Un silence d’environ une demi-heure
I
«Quand il ouvrit le septième sceau, il y eut dans le ciel un silence d’environ une demi-heure. »
L’Apocalypse de saint Jean
Soir d’automne printanier, mais laiteux, comme si des grisailles d’hiver s’accrochaient déjà, invisiblement. La voix paternelle, tout à l’heure, a résonné, sans réplique:
— Boris, tu peux regagner ta chambre.
Cette formule quotidienne qui ponctue la fin du dîner. Boris et moi nous levant alors, regagnant cette chambre que parfois nous vomissons. Bien que maman nous ait dit un jour: «Borinka, ne te plains pas. Crois-moi, les garçons de ton âge qui ont leur propre chambre, il n’y en a pas beaucoup. A treize ans, avoir sa propre chambre!» Boris et moi ne répondions rien. Cette chambre, nous l’avions depuis notre emménagement rue de la Glacière, voilà plus de deux ans. Et maman déjà nous disait, à Boris et moi: «Borinka, crois-moi, à moins de onze ans posséder sa propre chambre, c’est rare.» Jusqu’à quel âge va-t-elle tenter de nous convaincre avec cet argument?

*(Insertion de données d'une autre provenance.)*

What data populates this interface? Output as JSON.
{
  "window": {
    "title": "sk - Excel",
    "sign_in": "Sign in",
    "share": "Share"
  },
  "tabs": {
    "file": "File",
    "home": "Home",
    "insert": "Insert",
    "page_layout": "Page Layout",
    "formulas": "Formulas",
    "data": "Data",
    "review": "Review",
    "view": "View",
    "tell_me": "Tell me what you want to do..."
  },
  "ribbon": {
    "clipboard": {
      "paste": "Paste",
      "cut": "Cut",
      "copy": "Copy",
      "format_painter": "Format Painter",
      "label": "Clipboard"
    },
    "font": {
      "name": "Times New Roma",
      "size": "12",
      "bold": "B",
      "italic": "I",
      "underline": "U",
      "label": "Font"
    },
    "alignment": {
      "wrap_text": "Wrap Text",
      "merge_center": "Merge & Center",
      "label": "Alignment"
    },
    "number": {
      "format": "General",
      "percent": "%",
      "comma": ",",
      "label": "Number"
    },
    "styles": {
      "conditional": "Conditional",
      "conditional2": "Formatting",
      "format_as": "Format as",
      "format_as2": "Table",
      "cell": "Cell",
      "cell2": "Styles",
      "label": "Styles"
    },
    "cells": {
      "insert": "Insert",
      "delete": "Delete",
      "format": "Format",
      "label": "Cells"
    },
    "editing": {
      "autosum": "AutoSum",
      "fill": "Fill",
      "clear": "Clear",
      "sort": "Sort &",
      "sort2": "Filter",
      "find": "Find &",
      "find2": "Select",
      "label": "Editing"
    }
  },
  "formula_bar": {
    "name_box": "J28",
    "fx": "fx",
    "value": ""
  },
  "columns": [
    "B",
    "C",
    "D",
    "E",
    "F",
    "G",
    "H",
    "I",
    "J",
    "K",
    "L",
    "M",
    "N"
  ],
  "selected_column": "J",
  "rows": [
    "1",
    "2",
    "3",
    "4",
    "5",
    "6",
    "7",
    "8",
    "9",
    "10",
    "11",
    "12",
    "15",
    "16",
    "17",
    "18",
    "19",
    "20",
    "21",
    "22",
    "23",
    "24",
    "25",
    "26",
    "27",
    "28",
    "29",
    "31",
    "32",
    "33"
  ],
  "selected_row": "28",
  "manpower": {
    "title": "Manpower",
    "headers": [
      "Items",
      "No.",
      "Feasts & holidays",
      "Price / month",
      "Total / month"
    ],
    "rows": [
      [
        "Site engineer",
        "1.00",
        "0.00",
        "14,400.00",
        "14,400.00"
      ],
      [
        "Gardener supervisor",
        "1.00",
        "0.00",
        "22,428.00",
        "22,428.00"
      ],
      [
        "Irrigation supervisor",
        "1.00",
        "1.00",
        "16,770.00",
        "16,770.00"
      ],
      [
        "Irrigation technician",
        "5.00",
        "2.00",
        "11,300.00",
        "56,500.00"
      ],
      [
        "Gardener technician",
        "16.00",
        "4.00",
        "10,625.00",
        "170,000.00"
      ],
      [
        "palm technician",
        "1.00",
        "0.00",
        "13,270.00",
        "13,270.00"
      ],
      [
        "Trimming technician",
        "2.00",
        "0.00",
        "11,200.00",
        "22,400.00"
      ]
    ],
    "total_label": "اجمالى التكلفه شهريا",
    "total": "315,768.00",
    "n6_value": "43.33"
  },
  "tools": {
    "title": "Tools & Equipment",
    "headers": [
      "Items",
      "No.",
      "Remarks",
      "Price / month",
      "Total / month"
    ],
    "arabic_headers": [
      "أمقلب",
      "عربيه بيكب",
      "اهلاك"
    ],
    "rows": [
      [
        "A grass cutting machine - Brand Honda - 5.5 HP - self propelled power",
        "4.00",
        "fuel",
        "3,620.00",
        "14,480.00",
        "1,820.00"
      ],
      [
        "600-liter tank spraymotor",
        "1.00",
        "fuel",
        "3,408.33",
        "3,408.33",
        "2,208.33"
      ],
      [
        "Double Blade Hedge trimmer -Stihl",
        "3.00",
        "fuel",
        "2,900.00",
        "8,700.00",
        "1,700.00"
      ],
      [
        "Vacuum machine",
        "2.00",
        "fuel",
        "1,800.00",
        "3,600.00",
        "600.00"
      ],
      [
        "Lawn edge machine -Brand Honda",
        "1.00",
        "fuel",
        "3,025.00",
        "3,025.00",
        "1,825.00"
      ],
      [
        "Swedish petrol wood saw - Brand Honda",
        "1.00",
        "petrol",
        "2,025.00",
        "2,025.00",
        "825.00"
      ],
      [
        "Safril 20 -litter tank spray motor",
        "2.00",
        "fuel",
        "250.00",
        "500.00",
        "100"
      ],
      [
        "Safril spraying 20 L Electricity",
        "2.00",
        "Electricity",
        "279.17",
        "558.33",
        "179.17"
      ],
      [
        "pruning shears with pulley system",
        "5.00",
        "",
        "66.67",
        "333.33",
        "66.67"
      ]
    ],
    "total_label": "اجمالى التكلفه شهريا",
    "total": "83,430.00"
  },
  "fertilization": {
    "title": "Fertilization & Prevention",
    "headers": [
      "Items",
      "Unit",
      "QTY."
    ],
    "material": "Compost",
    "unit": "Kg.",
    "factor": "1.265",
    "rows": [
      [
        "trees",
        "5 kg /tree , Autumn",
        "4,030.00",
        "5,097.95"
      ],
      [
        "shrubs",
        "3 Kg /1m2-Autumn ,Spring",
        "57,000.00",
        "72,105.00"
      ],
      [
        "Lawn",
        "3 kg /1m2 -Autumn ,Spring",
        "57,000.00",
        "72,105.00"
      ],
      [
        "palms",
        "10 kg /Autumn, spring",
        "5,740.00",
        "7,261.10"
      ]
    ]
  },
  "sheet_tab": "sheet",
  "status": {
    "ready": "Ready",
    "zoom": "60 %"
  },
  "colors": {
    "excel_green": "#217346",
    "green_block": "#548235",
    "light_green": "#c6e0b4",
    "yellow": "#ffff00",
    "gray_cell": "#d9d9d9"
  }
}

Nous laissons errer nos yeux sur les toits, la cour de l’usine derrière. Plus loin, une échappée nous permet d’apercevoir un tronçon du métro aérien, boulevard Blanqui. Certes, maman ajoute parfois: « Je sais que papa n’est pas facile, et que tu es tout seul; et que tu t’ennuies, pas vrai?» Boris et moi esquissons un vague geste. Car dire non serait mentir, dire oui serait amoindrir la présence intense de maman, nos promenades du jeudi, nos heures et nos heures d’échanges, de confidences. En dehors de Wladimir Schreiber, évidemment. Dès qu’il sonne à la porte au retour de son bureau, le soir, Boris et moi quittons en courant la cuisine où nous parlions avec maman s’affairant pour le dîner. Au bout du long corridor, notre chambre, où nous nous précipitons vers la table pour ouvrir un livre au hasard. Notre père n’y entre jamais, dans notre chambre, mais on ne sait jamais non plus. Puis le dîner, silencieux puisque Wladimir lit son journal pendant le repas. De temps en temps quelque récit, quelque anecdote. Boris et moi rions, tout comme Wladimir et Genia. Puis le silence retombe jusqu’au:
— Boris, tu peux regagner ta chambre.
Nous la connaissons par cœur. Anormalement par cœur: table, chaise, armoire pour les livres, en bois blanc; divan où trône Toto, un chien ric et rac en peluche beige clair qui nous regarde sans broncher. Nous nous affalons sur le divan, nous serrons Toto contre nous. Et le papier du mur, ses guirlandes verticales bleu-vert: par cœur aussi. Le moindre trou. Par périodes, des punaises en sortent, envahissent les murs. Boris et moi plaçons le divan au milieu de la chambre pour dormir à peu près tranquilles. Puis tout rentre dans le rang.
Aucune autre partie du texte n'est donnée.